Can anyone give me their review of this line?

I am considering Mauviel but there are no stores which sell the SS and it is hard to make a decision based on internet images.

I am also considering the All Clad but am a little discouraged at the bad reviews their customer service is getting

Alton Brown recommends AC but said Viking is a little better

My husband and I want to give each other a set, our last set, so I have to make a wise choice

BTW, I am still using my Farberware all-clad SS from 1970 (from my first marriage) and it looks as new as my 1 Emerilware saucepan I bought last year

Thanks to everyone who replies


----------



## pazzo (Sep 10, 2009)

Costco seems to sell Mauviel SS.


----------



## ed buchanan (May 29, 2006)

Go to a restaurant supply co. and look at their cookware .It may cost a few $ more but its really heavy duty.
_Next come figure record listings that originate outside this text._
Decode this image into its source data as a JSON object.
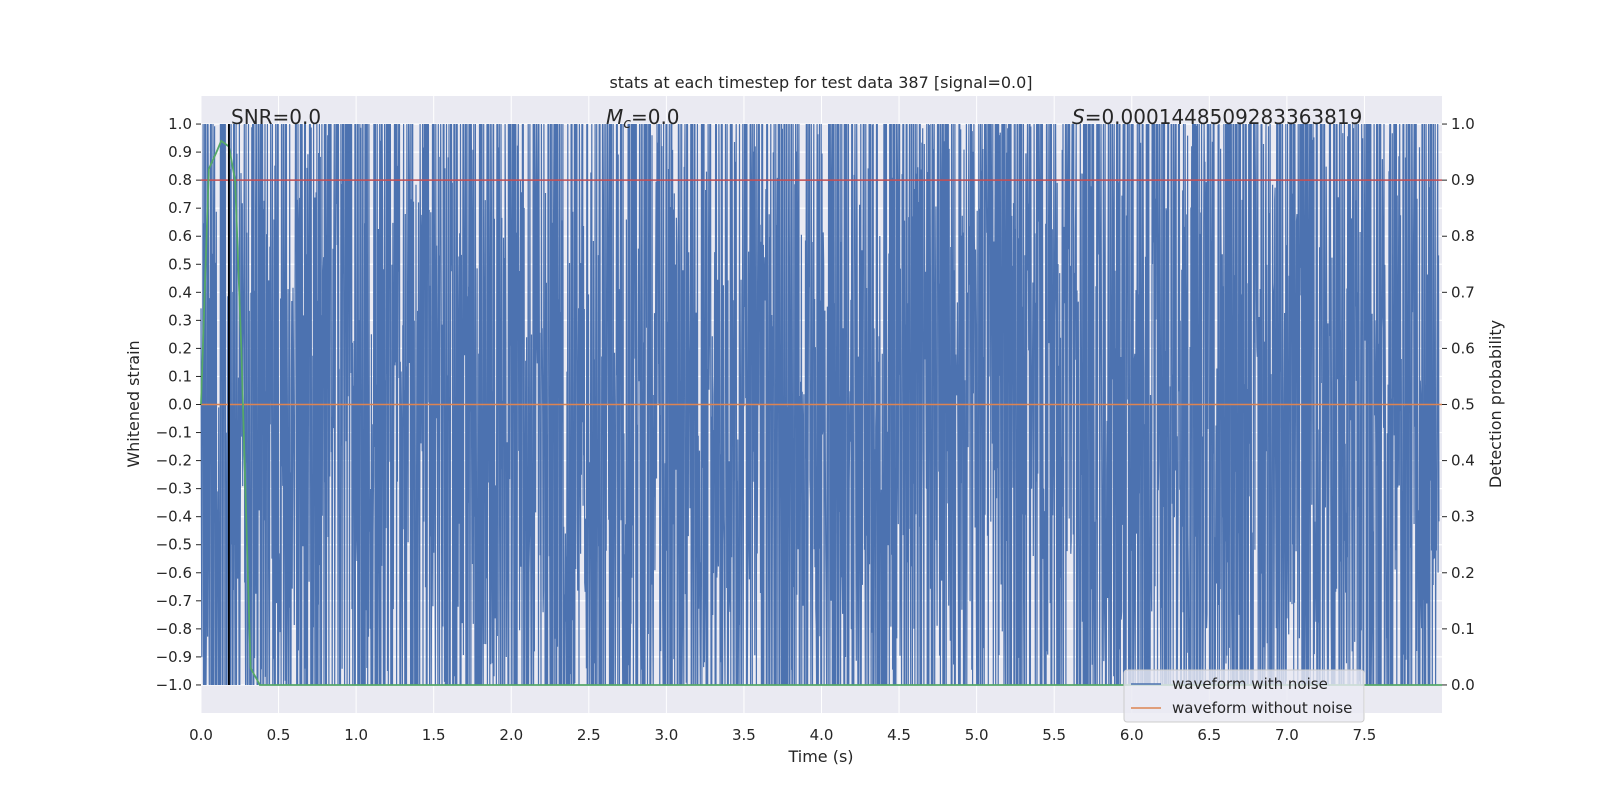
{
  "chart_data": {
    "type": "line",
    "title": "stats at each timestep for test data 387 [signal=0.0]",
    "xlabel": "Time (s)",
    "ylabel_left": "Whitened strain",
    "ylabel_right": "Detection probability",
    "xlim": [
      0.0,
      8.0
    ],
    "ylim_left": [
      -1.1,
      1.1
    ],
    "ylim_right": [
      -0.05,
      1.05
    ],
    "x_ticks": [
      "0.0",
      "0.5",
      "1.0",
      "1.5",
      "2.0",
      "2.5",
      "3.0",
      "3.5",
      "4.0",
      "4.5",
      "5.0",
      "5.5",
      "6.0",
      "6.5",
      "7.0",
      "7.5"
    ],
    "y_ticks_left": [
      "1.0",
      "0.9",
      "0.8",
      "0.7",
      "0.6",
      "0.5",
      "0.4",
      "0.3",
      "0.2",
      "0.1",
      "0.0",
      "−0.1",
      "−0.2",
      "−0.3",
      "−0.4",
      "−0.5",
      "−0.6",
      "−0.7",
      "−0.8",
      "−0.9",
      "−1.0"
    ],
    "y_ticks_right": [
      "1.0",
      "0.9",
      "0.8",
      "0.7",
      "0.6",
      "0.5",
      "0.4",
      "0.3",
      "0.2",
      "0.1",
      "0.0"
    ],
    "grid": true,
    "annotations": {
      "snr": "SNR=0.0",
      "mc_symbol": "M",
      "mc_sub": "c",
      "mc_value": "=0.0",
      "s_symbol": "S",
      "s_value": "=0.0001448509283363819"
    },
    "legend_placement": "lower-right",
    "series": [
      {
        "name": "waveform with noise",
        "axis": "left",
        "color": "#4c72b0",
        "description_values": "dense noise spanning approximately -1.0 to 1.0 across 0.0-8.0 s"
      },
      {
        "name": "waveform without noise",
        "axis": "left",
        "color": "#dd8452",
        "x": [
          0.0,
          8.0
        ],
        "y": [
          0.0,
          0.0
        ]
      },
      {
        "axis": "right",
        "color": "#55a868",
        "x": [
          0.0,
          0.05,
          0.1,
          0.13,
          0.18,
          0.22,
          0.26,
          0.32,
          0.38,
          8.0
        ],
        "y": [
          0.5,
          0.92,
          0.95,
          0.97,
          0.96,
          0.9,
          0.6,
          0.03,
          0.0,
          0.0
        ]
      }
    ],
    "threshold_line": {
      "axis": "right",
      "value": 0.9,
      "color": "#c44e52"
    },
    "marker_line": {
      "x": 0.18,
      "color": "#000000"
    }
  },
  "colors": {
    "axes_bg": "#eaeaf2",
    "grid": "#ffffff",
    "noise": "#4c72b0",
    "clean": "#dd8452",
    "prob": "#55a868",
    "threshold": "#c44e52"
  }
}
I have had my heavy alum. wearevers for over 40 years and they are still great. and clean easy and still shine.


----------



## mezzaluna (Aug 29, 2000)

Forgive me, Ed, but I'm an advocate for stainless steel over aluminum. 

I had Wearever restaurant grade pans and they weren't nice to me at all- uneven heating, difficult to clean, reactive to acids. I got one of their non-stick pans and it didn't hold up. All were bought at restaurant supply houses.


----------



## missyjean (Nov 5, 2009)

They do but the stores in my vicinity do not stock it. I would have to order from their website and pay for it, have it shipped to my home just to see it.

I know they are great as far as returns go, though

The line of Mauviel carried by Costco is not the 7 ply, though. I am considering the m'Cook line

A store near me carries the copper line. It is very heavy. Do you think the SS would be just as heavy to lift?


----------



## missyjean (Nov 5, 2009)

Thanks Ed. That is an interesting site. I can see having 1 or 2 pieces of the Extrema, definitely. 

But I still want a set of SS

My 40 year old Farberware is like brand new. It is ss with clad aluminum

I am giving that set to one of my children as it was the set I used when their father was alive

For myself and my husband now, I want to get a new set and go seriously into cooking.


----------